The population of Mosul has endured huge suffering in the war to retake the northern Iraqi city from terror group ISIS and trauma cases among civilians are sharply rising in the last stages of battle, Doctors Without Borders (MSF) said on Wednesday.

The city’s basic infrastructure has also been hard hit, with six western districts almost completely destroyed and initial repairs expected to cost more than $1 billion, the United Nations said.

Tens of thousands of civilians remain trapped among the shattered buildings in ISIS’s final redoubt in Mosul’s Old City by the western bank of the Tigris river, MSF said.

Civilians who have managed to get medical treatment are suffering from burns and shrapnel and blast injuries, while many are in need of critical care and are under-nourished, MSF officials said.

But there is concern that only a small number of the civilians were getting the medical attention they required.

“Really, (there is) a huge level of human suffering,” Jonathan Henry, MSF emergency coordinator in west Mosul, told reporters in Geneva after spending six weeks in Iraq.

“This is a massive population that has been traumatized from a very brutal and horrific conflict,” he said.

Iraqi commanders have predicted final victory in Mosul this week after a grinding eight-month assault that has pushed ISIS into a rectangle no more than 300 by 500 meters in the city whose population used to be 2 million.

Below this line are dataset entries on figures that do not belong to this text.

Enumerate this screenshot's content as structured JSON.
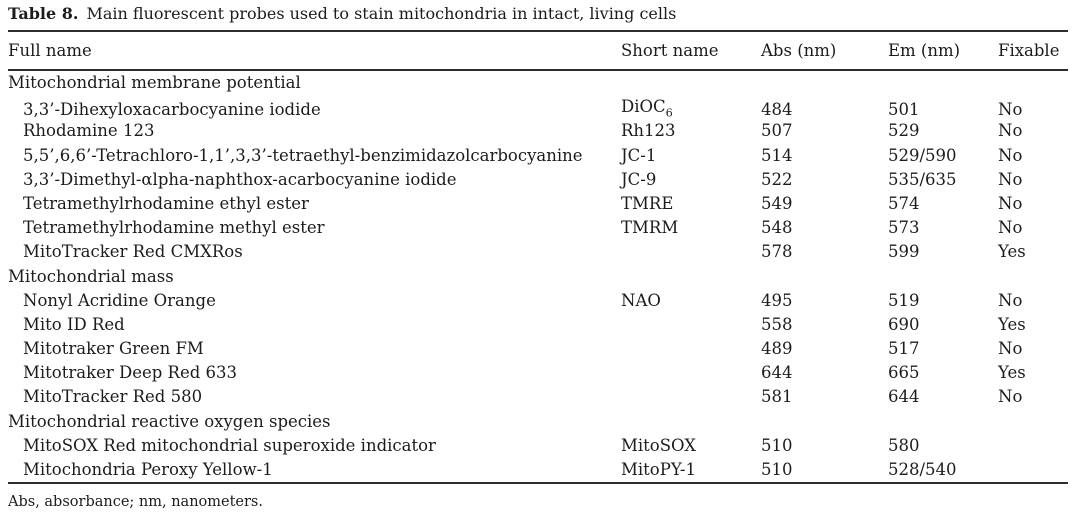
{
  "title": {
    "label": "Table 8.",
    "caption": "Main fluorescent probes used to stain mitochondria in intact, living cells"
  },
  "columns": {
    "full_name": "Full name",
    "short_name": "Short name",
    "abs": "Abs (nm)",
    "em": "Em (nm)",
    "fixable": "Fixable"
  },
  "sections": [
    {
      "name": "Mitochondrial membrane potential",
      "rows": [
        {
          "full_name": "3,3’-Dihexyloxacarbocyanine iodide",
          "short_name": "DiOC",
          "short_name_sub": "6",
          "abs": "484",
          "em": "501",
          "fixable": "No"
        },
        {
          "full_name": "Rhodamine 123",
          "short_name": "Rh123",
          "abs": "507",
          "em": "529",
          "fixable": "No"
        },
        {
          "full_name": "5,5’,6,6’-Tetrachloro-1,1’,3,3’-tetraethyl-benzimidazolcarbocyanine",
          "short_name": "JC-1",
          "abs": "514",
          "em": "529/590",
          "fixable": "No"
        },
        {
          "full_name": "3,3’-Dimethyl-αlpha-naphthox-acarbocyanine iodide",
          "short_name": "JC-9",
          "abs": "522",
          "em": "535/635",
          "fixable": "No"
        },
        {
          "full_name": "Tetramethylrhodamine ethyl ester",
          "short_name": "TMRE",
          "abs": "549",
          "em": "574",
          "fixable": "No"
        },
        {
          "full_name": "Tetramethylrhodamine methyl ester",
          "short_name": "TMRM",
          "abs": "548",
          "em": "573",
          "fixable": "No"
        },
        {
          "full_name": "MitoTracker Red CMXRos",
          "short_name": "",
          "abs": "578",
          "em": "599",
          "fixable": "Yes"
        }
      ]
    },
    {
      "name": "Mitochondrial mass",
      "rows": [
        {
          "full_name": "Nonyl Acridine Orange",
          "short_name": "NAO",
          "abs": "495",
          "em": "519",
          "fixable": "No"
        },
        {
          "full_name": "Mito ID Red",
          "short_name": "",
          "abs": "558",
          "em": "690",
          "fixable": "Yes"
        },
        {
          "full_name": "Mitotraker Green FM",
          "short_name": "",
          "abs": "489",
          "em": "517",
          "fixable": "No"
        },
        {
          "full_name": "Mitotraker Deep Red 633",
          "short_name": "",
          "abs": "644",
          "em": "665",
          "fixable": "Yes"
        },
        {
          "full_name": "MitoTracker Red 580",
          "short_name": "",
          "abs": "581",
          "em": "644",
          "fixable": "No"
        }
      ]
    },
    {
      "name": "Mitochondrial reactive oxygen species",
      "rows": [
        {
          "full_name": "MitoSOX Red mitochondrial superoxide indicator",
          "short_name": "MitoSOX",
          "abs": "510",
          "em": "580",
          "fixable": ""
        },
        {
          "full_name": "Mitochondria Peroxy Yellow-1",
          "short_name": "MitoPY-1",
          "abs": "510",
          "em": "528/540",
          "fixable": ""
        }
      ]
    }
  ],
  "footnote": "Abs, absorbance; nm, nanometers."
}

International charity Save the Children said in a separate report that fighting and years of living under ISIS have left Mosul’s children with dangerous levels of psychological damage.

Findings from focus group discussions with 65 children in a displacement camp south of Mosul found that children are so deeply scarred by memories of extreme violence they are living in constant fear for their lives, unable to show emotions, and suffering from vivid “waking nightmares”.